Add a code-retrieval eval harness (+ embedder/reranker experiments)#37
Merged
Merged
Conversation
Synthesizes multi-source research on making CodeRAG win a code-retrieval eval harness against agentic-grep loops (Claude Code, Codex) and commercial semantic search (Cursor, Cody, Augment), under a local/zero-key constraint. Key findings and prioritized plan: build a SweRank/Agentless-style eval harness first; swap the default embedder (bge-small ~45.8 CoIR -> CodeRankEmbed ~60.1); add a local ONNX cross-encoder reranker; route/tune hybrid fusion; then structure-aware graph expansion. Includes cited accuracy-vs-cost tradeoffs and the honest grep-vs-embeddings debate. Co-Authored-By: Claude Opus 4.8 (1M context) <noreply@anthropic.com> Claude-Session: https://claude.ai/code/session_01LhTCPRjNmSitYxgSDfttT7
Implements move #0 of the retrieval strategy: a small, offline harness to measure retrieval quality so accuracy claims are provable and regressions are caught. - coderag/eval/metrics.py: recall@k, hit@k (Acc@k), MRR, nDCG@k with rank de-duplication so multiple chunks per file don't inflate scores. - coderag/eval/dataset.py: JSONL EvalCase format + a git miner that builds datasets SWE-bench/SweRank-style (commit subject -> changed files that still exist at HEAD), filtering merges/reverts/bots/diffuse commits. - coderag/eval/harness.py: evaluate() scores any search callable; compare_modes() contrasts dense-only vs BM25-only vs hybrid on one index by swapping RRF fusion weights (the index is mode-independent). - coderag eval [--build] [--compare] [--level file|symbol] CLI surface, a thin adapter over the engine. - docs/eval.md usage guide; tests cover metrics, dataset round-trip, the git miner, and end-to-end scoring via the deterministic fake provider. Co-Authored-By: Claude Opus 4.8 (1M context) <noreply@anthropic.com> Claude-Session: https://claude.ai/code/session_01LhTCPRjNmSitYxgSDfttT7
Runs move #1 (the embedder experiment) on real local models via the eval harness, and records the honest result. - scripts/bench_embedders.py: reproducible model comparison — index a repo per model into an isolated store, score dense/bm25/hybrid via the harness. - coderag/embeddings/models.py + `coderag eval --list-models`: curated registry of local code-search embedders with size/accuracy notes.
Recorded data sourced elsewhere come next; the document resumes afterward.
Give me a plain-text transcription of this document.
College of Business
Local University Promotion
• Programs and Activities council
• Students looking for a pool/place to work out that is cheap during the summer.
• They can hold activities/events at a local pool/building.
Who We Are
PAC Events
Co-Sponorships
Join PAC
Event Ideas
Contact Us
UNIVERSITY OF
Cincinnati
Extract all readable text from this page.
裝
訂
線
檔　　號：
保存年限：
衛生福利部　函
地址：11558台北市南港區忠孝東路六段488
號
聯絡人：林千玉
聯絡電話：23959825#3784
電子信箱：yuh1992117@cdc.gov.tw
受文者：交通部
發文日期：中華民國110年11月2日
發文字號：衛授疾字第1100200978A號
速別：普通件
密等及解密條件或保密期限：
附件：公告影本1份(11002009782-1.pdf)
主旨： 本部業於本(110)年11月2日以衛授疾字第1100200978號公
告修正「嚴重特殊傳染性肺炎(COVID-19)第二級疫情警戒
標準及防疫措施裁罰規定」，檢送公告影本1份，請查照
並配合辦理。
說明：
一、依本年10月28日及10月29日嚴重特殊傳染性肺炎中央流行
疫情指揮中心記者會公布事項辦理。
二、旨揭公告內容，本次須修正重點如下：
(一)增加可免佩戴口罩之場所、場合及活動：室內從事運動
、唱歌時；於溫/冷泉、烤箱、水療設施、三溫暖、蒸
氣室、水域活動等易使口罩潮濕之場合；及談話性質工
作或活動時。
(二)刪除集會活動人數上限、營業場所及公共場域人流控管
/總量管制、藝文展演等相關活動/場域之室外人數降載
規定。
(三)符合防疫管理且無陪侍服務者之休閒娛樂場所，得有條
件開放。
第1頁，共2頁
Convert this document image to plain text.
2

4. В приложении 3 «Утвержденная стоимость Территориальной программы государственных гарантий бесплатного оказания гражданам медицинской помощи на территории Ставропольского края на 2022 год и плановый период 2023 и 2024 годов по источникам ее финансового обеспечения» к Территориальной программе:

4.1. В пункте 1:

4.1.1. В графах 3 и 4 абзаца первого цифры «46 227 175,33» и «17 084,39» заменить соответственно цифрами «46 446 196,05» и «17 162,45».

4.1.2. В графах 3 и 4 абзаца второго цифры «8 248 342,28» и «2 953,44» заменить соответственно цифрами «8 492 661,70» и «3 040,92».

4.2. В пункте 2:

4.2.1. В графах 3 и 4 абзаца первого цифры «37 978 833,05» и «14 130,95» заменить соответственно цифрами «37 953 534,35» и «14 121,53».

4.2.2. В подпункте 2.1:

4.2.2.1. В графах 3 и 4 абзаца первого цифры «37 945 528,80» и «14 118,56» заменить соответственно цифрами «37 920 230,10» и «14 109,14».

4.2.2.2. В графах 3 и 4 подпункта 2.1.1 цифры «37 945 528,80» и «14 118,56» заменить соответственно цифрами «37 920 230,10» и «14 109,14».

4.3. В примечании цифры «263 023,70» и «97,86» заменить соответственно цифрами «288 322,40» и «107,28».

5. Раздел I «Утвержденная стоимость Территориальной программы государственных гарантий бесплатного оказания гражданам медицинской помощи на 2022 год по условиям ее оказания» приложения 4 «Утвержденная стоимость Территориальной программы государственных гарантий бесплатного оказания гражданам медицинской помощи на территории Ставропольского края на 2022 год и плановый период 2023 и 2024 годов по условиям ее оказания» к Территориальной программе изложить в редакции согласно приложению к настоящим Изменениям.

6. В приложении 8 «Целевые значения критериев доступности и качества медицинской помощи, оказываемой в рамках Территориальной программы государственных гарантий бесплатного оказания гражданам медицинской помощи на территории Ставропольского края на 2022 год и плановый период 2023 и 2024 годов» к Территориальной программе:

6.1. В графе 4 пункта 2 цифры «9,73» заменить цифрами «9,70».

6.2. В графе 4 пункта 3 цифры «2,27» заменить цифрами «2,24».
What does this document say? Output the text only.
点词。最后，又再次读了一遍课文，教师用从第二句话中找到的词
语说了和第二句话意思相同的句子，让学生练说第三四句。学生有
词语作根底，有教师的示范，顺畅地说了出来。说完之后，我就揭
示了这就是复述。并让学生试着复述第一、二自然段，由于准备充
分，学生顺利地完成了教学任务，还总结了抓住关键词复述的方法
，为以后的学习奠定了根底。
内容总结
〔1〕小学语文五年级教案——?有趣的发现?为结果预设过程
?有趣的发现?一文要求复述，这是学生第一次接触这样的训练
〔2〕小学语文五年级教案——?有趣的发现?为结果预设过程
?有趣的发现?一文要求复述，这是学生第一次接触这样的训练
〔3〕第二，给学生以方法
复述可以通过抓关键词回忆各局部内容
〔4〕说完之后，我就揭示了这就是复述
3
Note: fastembed does not ship CodeRankEmbed (needs custom ONNX export, follow-up); jina-embeddings-v2-base-code is the best out-of-the-box code-specific option. - coderag/eval/datasets/coderag_self.jsonl: 24 curated natural-language -> file cases for benchmarking CodeRAG on itself. Measured (this repo, 24 cases): hybrid > dense > BM25 for BOTH models (validates the fusion thesis), but the code-specific model did NOT clearly beat bge-small — the small repo saturates (bge already Hit@10=1.0), so the published CoIR gap does not transfer. Conclusion: keep bge-small default; model swaps need a larger/harder benchmark; rank-1 headroom points at the reranker (move #2). Documented in docs/eval.md and the strategy doc. Co-Authored-By: Claude Opus 4.8 (1M context) <noreply@anthropic.com> Claude-Session: https://claude.ai/code/session_01LhTCPRjNmSitYxgSDfttT7
Two-stage retrieve-then-rerank: first-stage hybrid (dense+BM25+RRF) for recall, then a local ONNX cross-encoder re-scores the top candidates jointly with the query for top-of-list precision. Opt-in (config.rerank, default off) so the zero-config engine stays tiny/fast; uses fastembed's TextCrossEncoder (default Xenova/ms-marco-MiniLM-L-12-v2) so it needs no API key and no new dependency. - coderag/retrieval/rerank.py: Reranker protocol + CrossEncoderReranker + get_reranker() factory (mirrors the embeddings provider pattern). - HybridSearcher: deeper candidate pool when reranking, re-score, reorder, trim to top_k; reranker injected by the facade from config. - config: rerank / rerank_model / rerank_candidates (+ CODERAG_RERANK* env). - status() reports rerank state; eval compare_modes adds a hybrid+rerank row; `coderag eval --rerank` and `bench_embedders.py --rerank`. - Tests via a deterministic fake reranker (offline). Measured (this repo, 24 cases): the generic ms-marco reranker gave no lift / a marginal regression. The benchmark is saturated (hybrid already R@5~1.0) and ms-marco is web-trained, not code. Documented in docs/eval.md: the critical path is now a larger/harder benchmark, after which a code-aware reranker should be re-tested. Co-Authored-By: Claude Opus 4.8 (1M context) <noreply@anthropic.com> Claude-Session: https://claude.ai/code/session_01LhTCPRjNmSitYxgSDfttT7
…README - Add chunking.languages.extensions_for() as the single canonical reverse lookup, and use it from the CLI and the git dataset miner instead of two separate hardcoded copies of the language->suffix table. - Surface `coderag eval` in the README CLI list and link the eval + strategy docs. Co-Authored-By: Claude Opus 4.8 (1M context) <noreply@anthropic.com> Claude-Session: https://claude.ai/code/session_01LhTCPRjNmSitYxgSDfttT7
|
|
||
| if TYPE_CHECKING: | ||
| from coderag.api import CodeRAG | ||
| from coderag.retrieval.rerank import Reranker |
| """Scores how well each document answers the query (higher = more relevant).""" | ||
|
|
||
| @property | ||
| def model_id(self) -> str: ... |
This file contains hidden or bidirectional Unicode text that may be interpreted or compiled differently than what appears below. To review, open the file in an editor that reveals hidden Unicode characters.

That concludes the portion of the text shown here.